Et il me remit quelques lettres d’un homme d’affaires, que je pus lire ensuite, et qui attestaient la réalité de ses paroles. Mais il eut encore à se défendre d’un doute qui persistait en moi.

— Je n’ai pas précisément besoin de lire ces papiers, lui dis-je, pour vous croire incapable d’une bassesse ; mais je vous crois incertain et capricieux, de plus très-incapable d’un grand amour, et, je vous en demande pardon (nous sommes ici pour tout dire), trop épris de vous-même pour apaiser moralement la soif du grand amour que vous croyez inspirer. Répondez à toutes mes questions. Vous avez connu Juliette jeune, aussi aimable, aussi bonne, aussi angélique probablement qu’elle l’est aujourd’hui. Mais elle était pauvre, et vous ne l’avez pas aimée…

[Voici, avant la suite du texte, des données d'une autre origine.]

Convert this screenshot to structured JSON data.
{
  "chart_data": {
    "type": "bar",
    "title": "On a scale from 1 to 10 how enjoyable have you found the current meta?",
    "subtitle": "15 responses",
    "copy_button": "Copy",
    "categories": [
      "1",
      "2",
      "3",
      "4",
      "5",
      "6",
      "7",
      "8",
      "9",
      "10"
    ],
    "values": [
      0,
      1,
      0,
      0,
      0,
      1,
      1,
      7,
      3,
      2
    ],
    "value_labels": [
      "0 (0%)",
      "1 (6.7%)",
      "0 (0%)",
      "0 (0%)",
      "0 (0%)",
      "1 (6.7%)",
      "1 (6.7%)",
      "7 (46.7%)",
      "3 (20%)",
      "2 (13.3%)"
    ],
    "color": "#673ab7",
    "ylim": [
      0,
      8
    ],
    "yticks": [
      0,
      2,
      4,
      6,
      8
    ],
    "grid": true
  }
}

— Quand je l’eusse aimée, répondit Albany, à quoi cela eût-il abouti ? J’avais vingt-deux ans ; pouvais-je songer à un mariage auquel mes parents riches n’eussent jamais consenti ? Devais-je la compromettre ?

Je ne vous demande pas pourquoi vous ne lui avez pas parlé d’amour, je le comprends de reste ; je vous demande simplement si vous avez ressenti pour elle quelque velléité d’amour ?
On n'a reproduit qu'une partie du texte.